LOS ANGELES — Turkeys: Main course or animal companion?
OK, so it isn’t even close. According to the industry group National Turkey Federation, more than 46 million of the big birds will be served as Thanksgiving dinner this year. Just a few hundred will get to experience the holiday as a pet, said turkey rescue Farm Sanctuary.
“I believe they make amazing companions, but they are different than cats or dogs,” said Susie Coston of Watkins Glen, N.Y. For one thing, turkeys get too hot and are too messy to come indoors, said Coston, the national shelter director for the Farm Sanctuary.
Taking the large bird on as a companion requires more responsibilities than owning a dog or a cat, experts say. “If people are adopting domesticated turkeys, they should be aware that it’s not a simple endeavor and would take a considerable amount of work,” said NTF spokeswoman Kimmon Williams.
“Turkeys as pets is a complicated question,” she added.
Like other animals that serve as companions to humans, turkeys come in different breeds, with some weighing as much as 60 pounds, Williams said. Every turkey has its own personality — and some can be aggressive, she said.
Most pet turkey owners agree the birds aren’t the kind of pets that can be walked on a leash or dressed for the Christmas family photo.
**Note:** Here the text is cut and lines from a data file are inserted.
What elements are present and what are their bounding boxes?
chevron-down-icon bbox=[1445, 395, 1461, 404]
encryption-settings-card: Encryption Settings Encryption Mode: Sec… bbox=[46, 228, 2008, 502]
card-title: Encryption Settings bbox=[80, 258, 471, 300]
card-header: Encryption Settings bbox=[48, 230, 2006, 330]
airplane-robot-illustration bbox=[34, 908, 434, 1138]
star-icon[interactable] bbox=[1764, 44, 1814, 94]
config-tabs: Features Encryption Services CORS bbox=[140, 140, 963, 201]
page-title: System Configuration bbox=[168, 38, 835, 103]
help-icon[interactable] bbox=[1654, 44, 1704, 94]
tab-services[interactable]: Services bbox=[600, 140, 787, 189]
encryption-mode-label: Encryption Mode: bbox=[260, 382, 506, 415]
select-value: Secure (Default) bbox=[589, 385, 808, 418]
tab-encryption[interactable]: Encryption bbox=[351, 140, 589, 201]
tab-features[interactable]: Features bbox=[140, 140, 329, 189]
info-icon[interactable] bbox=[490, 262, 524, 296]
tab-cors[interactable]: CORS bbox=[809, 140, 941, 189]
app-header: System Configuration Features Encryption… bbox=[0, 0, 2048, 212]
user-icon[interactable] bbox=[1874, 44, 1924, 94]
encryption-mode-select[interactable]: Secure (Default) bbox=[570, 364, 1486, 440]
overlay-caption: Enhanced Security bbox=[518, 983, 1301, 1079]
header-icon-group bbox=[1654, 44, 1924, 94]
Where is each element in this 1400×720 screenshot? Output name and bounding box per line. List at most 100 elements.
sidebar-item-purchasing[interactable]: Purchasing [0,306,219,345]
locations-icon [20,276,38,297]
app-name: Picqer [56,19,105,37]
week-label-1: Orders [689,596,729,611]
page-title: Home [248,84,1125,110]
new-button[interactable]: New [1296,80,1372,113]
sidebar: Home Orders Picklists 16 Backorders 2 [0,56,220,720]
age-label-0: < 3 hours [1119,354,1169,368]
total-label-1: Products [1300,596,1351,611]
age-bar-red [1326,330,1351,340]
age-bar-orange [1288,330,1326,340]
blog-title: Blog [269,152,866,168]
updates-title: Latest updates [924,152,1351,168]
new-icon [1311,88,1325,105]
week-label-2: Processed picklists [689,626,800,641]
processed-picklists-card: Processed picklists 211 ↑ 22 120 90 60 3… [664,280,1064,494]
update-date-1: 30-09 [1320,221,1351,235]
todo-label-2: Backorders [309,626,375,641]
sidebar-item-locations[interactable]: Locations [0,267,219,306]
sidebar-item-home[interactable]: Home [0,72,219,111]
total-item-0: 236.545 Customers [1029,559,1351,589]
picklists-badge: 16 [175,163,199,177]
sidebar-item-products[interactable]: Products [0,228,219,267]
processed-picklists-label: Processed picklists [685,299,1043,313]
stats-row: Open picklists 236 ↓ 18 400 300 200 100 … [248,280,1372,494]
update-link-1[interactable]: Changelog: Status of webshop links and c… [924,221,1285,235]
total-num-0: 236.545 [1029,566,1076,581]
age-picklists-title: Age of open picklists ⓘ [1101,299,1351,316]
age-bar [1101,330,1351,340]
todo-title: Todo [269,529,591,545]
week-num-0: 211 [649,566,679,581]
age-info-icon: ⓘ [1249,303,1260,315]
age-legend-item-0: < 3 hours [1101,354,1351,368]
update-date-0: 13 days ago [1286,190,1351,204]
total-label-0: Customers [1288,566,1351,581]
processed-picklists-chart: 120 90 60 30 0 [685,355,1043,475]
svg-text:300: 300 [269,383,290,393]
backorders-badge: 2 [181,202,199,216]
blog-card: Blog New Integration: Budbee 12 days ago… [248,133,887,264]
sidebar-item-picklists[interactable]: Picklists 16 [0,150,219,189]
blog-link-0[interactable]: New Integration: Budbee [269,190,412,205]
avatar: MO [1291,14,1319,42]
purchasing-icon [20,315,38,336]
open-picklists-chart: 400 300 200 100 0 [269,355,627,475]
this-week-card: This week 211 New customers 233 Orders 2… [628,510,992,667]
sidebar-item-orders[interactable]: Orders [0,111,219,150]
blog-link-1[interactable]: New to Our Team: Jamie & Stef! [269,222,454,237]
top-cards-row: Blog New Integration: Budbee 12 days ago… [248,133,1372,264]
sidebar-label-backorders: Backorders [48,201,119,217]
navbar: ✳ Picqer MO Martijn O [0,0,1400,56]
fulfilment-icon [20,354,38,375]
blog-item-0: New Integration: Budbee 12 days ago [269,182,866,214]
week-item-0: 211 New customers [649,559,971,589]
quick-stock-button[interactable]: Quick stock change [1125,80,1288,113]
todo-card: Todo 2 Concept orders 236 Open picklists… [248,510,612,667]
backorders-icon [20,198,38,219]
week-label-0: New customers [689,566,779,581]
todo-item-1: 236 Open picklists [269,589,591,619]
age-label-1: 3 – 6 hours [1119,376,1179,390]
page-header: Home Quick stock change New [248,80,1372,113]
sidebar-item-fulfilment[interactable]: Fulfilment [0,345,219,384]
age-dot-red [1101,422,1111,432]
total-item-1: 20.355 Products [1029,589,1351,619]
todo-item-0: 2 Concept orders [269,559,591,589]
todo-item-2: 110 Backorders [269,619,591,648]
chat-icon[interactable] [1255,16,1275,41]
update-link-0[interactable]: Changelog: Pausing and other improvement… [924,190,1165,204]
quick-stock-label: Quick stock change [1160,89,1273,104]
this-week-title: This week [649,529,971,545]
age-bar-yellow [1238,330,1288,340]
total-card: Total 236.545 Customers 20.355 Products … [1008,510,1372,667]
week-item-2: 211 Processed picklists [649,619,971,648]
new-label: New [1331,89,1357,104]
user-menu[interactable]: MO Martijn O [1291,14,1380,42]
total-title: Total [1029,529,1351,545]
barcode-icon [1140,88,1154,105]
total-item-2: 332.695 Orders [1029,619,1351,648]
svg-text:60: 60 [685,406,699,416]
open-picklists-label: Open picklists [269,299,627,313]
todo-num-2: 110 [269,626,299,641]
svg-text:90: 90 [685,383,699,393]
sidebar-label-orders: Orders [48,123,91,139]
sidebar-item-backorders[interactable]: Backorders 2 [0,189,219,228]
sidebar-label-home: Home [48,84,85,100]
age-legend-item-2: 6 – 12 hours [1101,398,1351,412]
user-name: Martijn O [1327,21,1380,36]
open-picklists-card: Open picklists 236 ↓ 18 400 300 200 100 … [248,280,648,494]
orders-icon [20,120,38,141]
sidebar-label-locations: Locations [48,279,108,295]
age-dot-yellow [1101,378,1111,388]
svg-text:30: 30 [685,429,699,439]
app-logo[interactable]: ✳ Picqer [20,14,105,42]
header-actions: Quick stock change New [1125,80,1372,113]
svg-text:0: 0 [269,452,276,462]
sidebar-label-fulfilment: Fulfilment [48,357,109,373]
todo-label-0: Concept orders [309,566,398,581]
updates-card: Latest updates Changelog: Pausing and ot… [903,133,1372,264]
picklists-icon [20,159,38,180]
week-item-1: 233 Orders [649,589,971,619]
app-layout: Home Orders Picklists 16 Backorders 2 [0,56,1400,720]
“Turkeys are inherently nervous and do not tend to be warm and cuddly. Turkeys also need plenty of space to run around in and be fed the appropriate diet,” Williams noted.
Still, Karen Oeh, who will be getting four pet turkeys just before Thanksgiving, said she preferred them over dogs.
“Dogs are needy to me. They need affection, attention, security, they always need you to do something for them. With the turkeys, I don’t feel guilty because I didn’t take them to the park and throw the Frisbee,” said the Ben Lomond, Calif., resident.